The market is so adverse to farmers that an enterprise offering contract farming looks attractive. So, we have to dig deeper into what appears to be voluntary.
Maybe they need better regulation for contract farming?
But so many states already have contract farming laws in their APMC Acts. Punjab and Tamil Nadu have separate contract farming legislation. Gujarat, Maharashtra and Odisha have incorporated contract farming provisions in their APMC Acts. Why do we need a central law?
Contract farming has never been an attractive proposition to corporations because they don’t want to deal with so many marginal farmers. They would rather have a 500-hectare farmer doing it for them.

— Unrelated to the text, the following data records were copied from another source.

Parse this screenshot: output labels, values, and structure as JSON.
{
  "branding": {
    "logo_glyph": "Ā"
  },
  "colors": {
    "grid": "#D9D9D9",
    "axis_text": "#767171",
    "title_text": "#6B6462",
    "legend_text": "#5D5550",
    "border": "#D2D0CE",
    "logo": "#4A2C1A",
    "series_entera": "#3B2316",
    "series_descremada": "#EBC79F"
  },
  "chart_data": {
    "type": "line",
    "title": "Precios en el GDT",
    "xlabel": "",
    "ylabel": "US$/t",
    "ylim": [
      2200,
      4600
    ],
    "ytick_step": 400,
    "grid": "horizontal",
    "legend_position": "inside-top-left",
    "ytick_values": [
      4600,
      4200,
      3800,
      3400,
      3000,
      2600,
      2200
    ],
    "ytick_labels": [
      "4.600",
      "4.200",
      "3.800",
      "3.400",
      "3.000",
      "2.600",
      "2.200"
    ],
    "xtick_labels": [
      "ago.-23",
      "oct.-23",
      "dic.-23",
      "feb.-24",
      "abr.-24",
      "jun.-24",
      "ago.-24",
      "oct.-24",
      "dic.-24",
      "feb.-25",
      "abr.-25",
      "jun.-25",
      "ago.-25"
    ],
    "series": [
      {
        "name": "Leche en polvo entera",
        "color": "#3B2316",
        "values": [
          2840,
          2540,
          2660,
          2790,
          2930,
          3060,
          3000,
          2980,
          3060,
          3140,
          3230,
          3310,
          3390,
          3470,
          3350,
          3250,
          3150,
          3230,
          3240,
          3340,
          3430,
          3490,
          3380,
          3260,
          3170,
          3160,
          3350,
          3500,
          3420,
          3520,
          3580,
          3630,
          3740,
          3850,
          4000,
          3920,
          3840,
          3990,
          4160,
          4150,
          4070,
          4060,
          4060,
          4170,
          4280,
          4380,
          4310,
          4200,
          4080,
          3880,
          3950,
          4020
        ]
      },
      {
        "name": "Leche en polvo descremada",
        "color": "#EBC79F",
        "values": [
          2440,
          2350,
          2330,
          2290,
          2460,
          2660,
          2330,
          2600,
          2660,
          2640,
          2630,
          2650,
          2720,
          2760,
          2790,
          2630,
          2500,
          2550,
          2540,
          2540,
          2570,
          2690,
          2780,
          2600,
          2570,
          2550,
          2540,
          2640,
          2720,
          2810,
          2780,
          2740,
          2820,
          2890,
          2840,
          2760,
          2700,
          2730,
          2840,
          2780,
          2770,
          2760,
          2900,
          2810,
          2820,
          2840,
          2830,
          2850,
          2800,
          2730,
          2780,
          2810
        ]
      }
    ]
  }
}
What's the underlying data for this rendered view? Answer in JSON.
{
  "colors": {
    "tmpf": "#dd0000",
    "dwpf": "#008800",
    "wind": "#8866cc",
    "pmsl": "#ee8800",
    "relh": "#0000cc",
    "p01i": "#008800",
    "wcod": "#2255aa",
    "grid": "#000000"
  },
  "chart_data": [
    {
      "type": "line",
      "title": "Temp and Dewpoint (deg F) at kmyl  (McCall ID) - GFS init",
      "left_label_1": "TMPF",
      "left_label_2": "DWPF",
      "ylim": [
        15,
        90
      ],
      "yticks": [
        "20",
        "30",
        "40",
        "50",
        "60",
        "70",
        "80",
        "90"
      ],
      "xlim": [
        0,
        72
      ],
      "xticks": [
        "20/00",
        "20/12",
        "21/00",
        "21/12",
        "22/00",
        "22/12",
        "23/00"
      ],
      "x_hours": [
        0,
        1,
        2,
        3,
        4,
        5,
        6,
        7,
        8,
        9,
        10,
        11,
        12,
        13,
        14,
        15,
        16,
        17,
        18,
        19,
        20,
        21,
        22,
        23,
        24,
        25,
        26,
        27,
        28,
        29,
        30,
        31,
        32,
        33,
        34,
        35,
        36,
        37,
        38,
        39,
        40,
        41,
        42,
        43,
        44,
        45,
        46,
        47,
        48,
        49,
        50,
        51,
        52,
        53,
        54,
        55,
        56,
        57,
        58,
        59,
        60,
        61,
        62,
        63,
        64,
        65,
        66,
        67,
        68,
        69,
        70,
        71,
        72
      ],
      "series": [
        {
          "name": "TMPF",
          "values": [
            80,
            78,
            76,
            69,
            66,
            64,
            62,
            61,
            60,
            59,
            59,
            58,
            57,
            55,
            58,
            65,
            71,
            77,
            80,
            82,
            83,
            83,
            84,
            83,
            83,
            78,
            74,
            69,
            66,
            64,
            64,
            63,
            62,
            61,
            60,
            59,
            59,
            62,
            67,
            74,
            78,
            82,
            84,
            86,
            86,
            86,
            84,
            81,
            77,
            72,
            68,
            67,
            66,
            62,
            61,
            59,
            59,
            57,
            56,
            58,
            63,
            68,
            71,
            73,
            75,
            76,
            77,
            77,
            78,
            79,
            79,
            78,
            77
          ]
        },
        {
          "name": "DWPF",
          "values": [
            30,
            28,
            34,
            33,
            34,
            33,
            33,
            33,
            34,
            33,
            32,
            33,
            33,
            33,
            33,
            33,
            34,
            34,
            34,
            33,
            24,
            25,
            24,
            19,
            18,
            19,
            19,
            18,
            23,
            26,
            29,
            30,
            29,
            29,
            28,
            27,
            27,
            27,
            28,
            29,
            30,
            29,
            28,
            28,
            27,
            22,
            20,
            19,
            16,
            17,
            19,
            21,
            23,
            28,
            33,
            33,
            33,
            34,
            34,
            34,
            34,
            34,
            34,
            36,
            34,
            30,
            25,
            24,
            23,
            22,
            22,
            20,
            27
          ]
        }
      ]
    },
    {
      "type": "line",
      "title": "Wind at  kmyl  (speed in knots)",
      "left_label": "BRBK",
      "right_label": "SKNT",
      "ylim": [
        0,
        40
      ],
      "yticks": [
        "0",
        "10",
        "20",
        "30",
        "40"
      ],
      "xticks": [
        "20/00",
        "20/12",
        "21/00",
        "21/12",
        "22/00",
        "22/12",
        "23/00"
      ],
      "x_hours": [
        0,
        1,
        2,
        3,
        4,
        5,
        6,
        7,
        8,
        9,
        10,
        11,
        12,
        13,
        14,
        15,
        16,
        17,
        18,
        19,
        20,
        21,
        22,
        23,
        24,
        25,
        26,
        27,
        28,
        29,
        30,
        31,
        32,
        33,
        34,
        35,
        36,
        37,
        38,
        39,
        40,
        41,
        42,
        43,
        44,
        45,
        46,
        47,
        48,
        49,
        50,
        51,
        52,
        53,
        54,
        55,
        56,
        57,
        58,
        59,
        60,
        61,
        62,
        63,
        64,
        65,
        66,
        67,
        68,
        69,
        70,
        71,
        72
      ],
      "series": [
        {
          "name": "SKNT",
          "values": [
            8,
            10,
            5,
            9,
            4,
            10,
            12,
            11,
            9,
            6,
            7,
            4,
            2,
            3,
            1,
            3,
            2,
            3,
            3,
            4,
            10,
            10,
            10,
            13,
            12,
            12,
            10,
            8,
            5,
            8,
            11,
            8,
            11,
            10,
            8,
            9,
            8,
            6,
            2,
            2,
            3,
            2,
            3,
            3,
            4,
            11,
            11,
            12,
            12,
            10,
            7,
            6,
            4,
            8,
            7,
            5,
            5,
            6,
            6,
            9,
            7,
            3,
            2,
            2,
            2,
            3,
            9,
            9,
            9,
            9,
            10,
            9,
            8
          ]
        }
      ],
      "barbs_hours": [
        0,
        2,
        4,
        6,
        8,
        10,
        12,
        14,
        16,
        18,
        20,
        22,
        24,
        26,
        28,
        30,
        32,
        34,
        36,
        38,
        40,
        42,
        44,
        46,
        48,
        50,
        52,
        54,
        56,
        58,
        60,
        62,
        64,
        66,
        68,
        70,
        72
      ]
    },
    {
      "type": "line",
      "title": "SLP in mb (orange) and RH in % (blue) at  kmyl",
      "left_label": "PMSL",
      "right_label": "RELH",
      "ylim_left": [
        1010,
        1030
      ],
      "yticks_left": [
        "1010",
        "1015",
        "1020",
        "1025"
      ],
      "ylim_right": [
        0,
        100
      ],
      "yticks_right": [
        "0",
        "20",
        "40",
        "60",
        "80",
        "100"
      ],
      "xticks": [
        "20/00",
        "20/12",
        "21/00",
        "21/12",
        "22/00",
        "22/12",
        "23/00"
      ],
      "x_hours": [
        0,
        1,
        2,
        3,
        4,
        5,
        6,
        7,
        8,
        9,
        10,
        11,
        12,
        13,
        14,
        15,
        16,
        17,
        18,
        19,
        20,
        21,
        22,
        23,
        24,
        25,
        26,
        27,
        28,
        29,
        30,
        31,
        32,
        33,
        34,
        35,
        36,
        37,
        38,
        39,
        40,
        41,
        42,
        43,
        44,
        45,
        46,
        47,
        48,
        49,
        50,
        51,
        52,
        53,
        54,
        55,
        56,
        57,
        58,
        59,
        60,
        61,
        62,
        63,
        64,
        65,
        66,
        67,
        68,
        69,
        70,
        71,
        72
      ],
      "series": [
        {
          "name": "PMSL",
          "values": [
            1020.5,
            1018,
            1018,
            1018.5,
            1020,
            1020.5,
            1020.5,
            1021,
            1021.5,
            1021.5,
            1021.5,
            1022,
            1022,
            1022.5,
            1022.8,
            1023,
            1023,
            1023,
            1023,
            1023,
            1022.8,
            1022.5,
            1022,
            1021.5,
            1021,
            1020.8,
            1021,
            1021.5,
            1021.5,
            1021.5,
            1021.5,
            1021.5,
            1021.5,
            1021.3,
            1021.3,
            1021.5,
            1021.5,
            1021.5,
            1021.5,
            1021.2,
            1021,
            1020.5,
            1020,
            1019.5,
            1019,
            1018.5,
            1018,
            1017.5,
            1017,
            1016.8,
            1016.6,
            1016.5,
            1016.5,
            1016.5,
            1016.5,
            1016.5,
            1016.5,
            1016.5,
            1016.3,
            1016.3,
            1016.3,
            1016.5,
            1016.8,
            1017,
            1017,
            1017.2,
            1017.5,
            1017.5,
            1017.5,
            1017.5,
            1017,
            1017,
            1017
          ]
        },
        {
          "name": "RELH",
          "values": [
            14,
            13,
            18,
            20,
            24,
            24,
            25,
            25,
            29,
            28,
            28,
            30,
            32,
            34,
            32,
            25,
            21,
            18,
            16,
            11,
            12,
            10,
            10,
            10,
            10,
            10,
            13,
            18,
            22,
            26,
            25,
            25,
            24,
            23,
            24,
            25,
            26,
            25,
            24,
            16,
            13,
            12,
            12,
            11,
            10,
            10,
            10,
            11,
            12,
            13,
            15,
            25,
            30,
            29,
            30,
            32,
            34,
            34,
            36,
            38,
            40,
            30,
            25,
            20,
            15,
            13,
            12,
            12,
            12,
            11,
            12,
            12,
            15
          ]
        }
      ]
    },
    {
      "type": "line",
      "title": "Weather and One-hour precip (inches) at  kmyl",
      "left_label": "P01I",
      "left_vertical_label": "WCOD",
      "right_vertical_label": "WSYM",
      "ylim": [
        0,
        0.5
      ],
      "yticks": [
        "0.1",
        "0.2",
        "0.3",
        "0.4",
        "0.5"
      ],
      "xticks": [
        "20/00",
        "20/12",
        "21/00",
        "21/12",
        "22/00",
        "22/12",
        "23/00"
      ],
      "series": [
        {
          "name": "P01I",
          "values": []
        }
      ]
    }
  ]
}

In this contract farming law, farmers have also been defined as an FPO (Farmer-Producer Organisation). That is a re-conceptualization of the FPO. For all of us, an FPO is an empowering farmer collective for greater bargaining space. Whereas in the government’s concept, the FPO is that chamcha who will make the job of the company easier by aggregating individual marginal farmers. There is a part in the contract Act called a production agreement which is akin to corporate farming where the risk is supposedly taken by the sponsor. It’s not as clean as it looks.